4. When you add more than one filter to the  Filters  section, the logical operators, AND or OR appear next to the filters. You can click to toggle the logical operator between AND and OR.
  1. Using the logical operators, you can combine the conditions and apply logic to determine the rule of precedence. The final expression is displayed in the  Criteria expression  box. You can click  Edit  to alter the default expression using logical operators and parenthesis to specify the precedence or the sequential order as to which condition should be evaluated first. Click Save after making the required changes. 
  1. For example, In the expression, ((1 OR 2) AND (3 OR 4)) , at first the condition ( 1 OR 2 ) will be executed and the condition ( 3 OR 4 ) will be executed next. Thirdly, since, the AND operator is used, the filter will be applied when both the conditions are true.
5. You can further drill down to choose specific values based on the filter option selected for each filter, in the next section.



For example, in the above screenshot, the  Data quality  option is selected for the All columns filter in the  Filters  section. Based on the selection, further options to filter specific values are displayed in the  All columns (Data quality)  section.
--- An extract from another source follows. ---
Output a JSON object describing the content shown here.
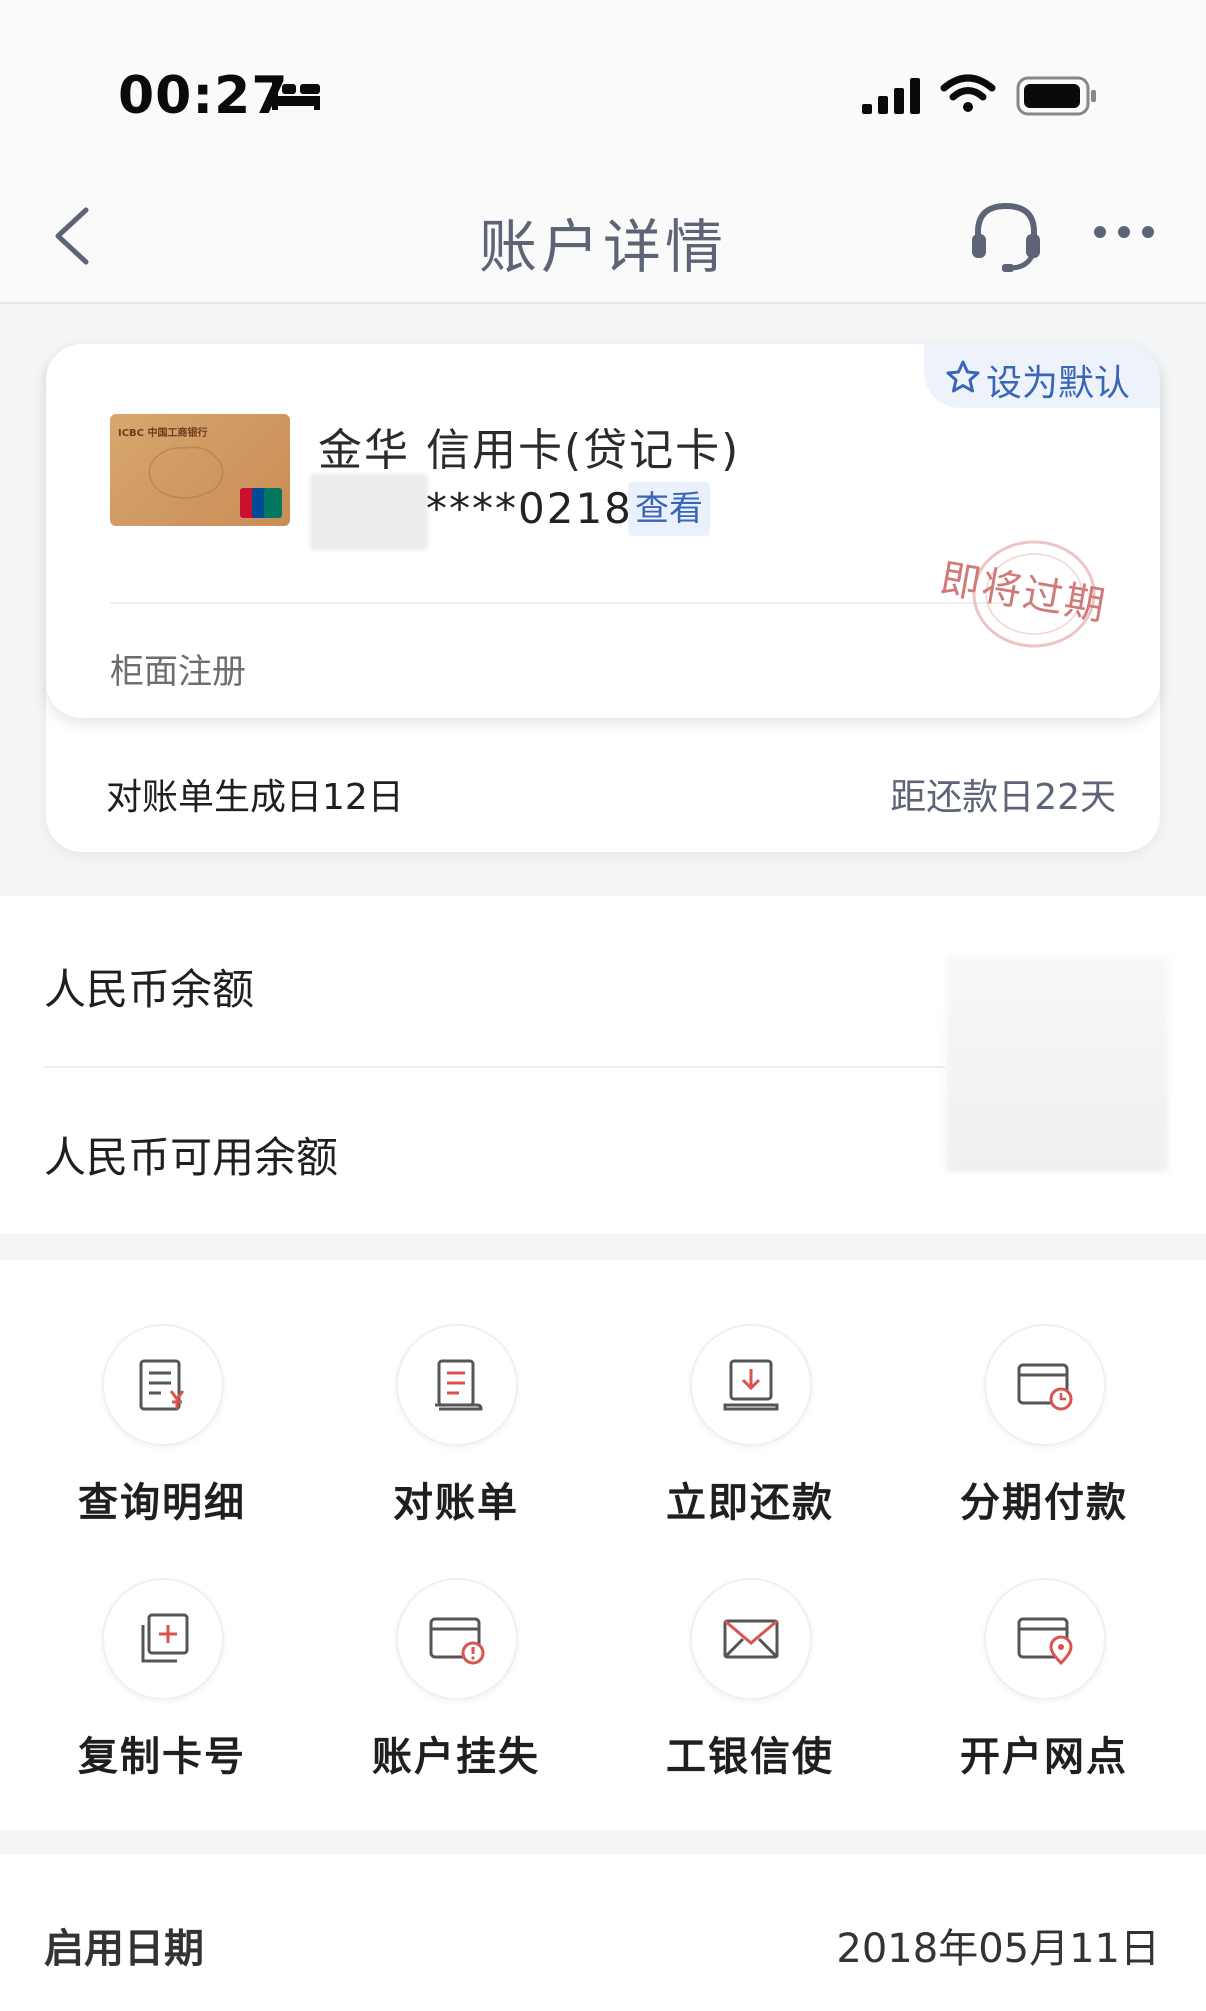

6. You can choose to include or exclude the selected items in the last section.

7. If you want to remove all the filters for some reason, you can use the  Clear  button.

8. A live preview of the filter transform is shown as you make changes. 

9. Click the  Apply  button to apply the transform along with the filters.

To sort data

Under the Sort tab, you can sort data in the ascending or descending order based on any column. You can choose the column in the Sort by column drop down and choose the order to be sorted. 

Info
You can use this functionality only with the transform and not as a standalone function. However, you can use the Sort transform if you want only to sort data.